Opinions differ on what constitutes an economic recession. In general, it refers to a period of declining economic activity, which leaves plenty of room to argue about factors such as how long a downturn should be to qualify as a recession. The lack of consensus about what a recession is, however, has never stopped corporate executives from worrying that one is on the way.
A recent survey of Fortune 500 CEOs showed the depth of the latest concerns about an economic slowdown. Seventy-five percent of survey respondents predicted a recession would begin before the end of 2023. (If it’s any consolation, less than a third see a recession coming in the remaining months of 2022.) Anecdotally, corporate leaders from a variety of industries are talking as though they’re operating with an eye towards an economic winter. It comes as no surprise that inflation and the global pandemic are getting the blame for dour economic forecasts.
What do companies think a recession might mean for them specifically? A few issuers have cited the potential as a risk factor in their public filings with the Securities and Exchange Commission.
Delaware-based semiconductor maker Marvell Technology Inc. elaborated on the risks posed by a recession in a quarterly report issued last month. For example, Marvell said in the case of a recession, “manufacturing partners, suppliers, distributors, and other third-party partners may suffer their own financial and economic challenges and as a result they may demand pricing accommodations, delay payment, or become insolvent, which could harm our ability to meet our customer demands or collect revenue or otherwise could harm our business.”
Elder care company Clearday Inc. offered its views on the impact of a recession in an amendment to its annual 10-K report. Clearday attributed a potential economic downturn to the Federal Reserve’s interest-rate increases and to changing trade policies. “Such economic uncertainties and conditions may adversely affect us and others, including our landlords, and our clients, such as by reducing access to funding or credit, increasing the cost of credit, limiting the ability to manage interest rate risk and increasing the risk that obligations will not be fulfilled, as well as other impacts which Clearday is unable to fully anticipate,” the Texas-based company said in its recent filing.

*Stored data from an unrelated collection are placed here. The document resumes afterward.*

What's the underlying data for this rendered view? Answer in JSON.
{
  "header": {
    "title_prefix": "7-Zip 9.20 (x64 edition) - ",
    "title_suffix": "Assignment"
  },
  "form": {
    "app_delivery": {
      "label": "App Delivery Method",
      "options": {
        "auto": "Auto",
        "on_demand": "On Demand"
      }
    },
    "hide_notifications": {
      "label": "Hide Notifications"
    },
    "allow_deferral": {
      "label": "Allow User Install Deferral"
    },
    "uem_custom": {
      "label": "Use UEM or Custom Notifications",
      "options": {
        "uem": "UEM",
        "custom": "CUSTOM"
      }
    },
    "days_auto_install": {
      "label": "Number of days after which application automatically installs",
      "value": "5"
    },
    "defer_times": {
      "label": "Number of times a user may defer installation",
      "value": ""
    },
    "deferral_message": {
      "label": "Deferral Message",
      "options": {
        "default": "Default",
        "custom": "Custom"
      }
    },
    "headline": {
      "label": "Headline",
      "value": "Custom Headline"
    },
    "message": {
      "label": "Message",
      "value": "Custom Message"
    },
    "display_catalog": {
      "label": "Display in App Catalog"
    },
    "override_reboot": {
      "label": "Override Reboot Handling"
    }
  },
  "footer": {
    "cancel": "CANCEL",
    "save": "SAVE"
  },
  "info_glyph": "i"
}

Also, keep an eye on the power dynamics between labor and management in the event of a recession. This has manifested itself in the current tug-of-war over working from home. Employees have enjoyed a broader degree of autonomy in recent years as the COVID-19 pandemic forced significant numbers of them to work from home. Two years later, many employers are finding it tough to get workers back into their offices. If an economic slowdown slackens the labor market, employees probably won’t have as much room to dictate the terms of their employment.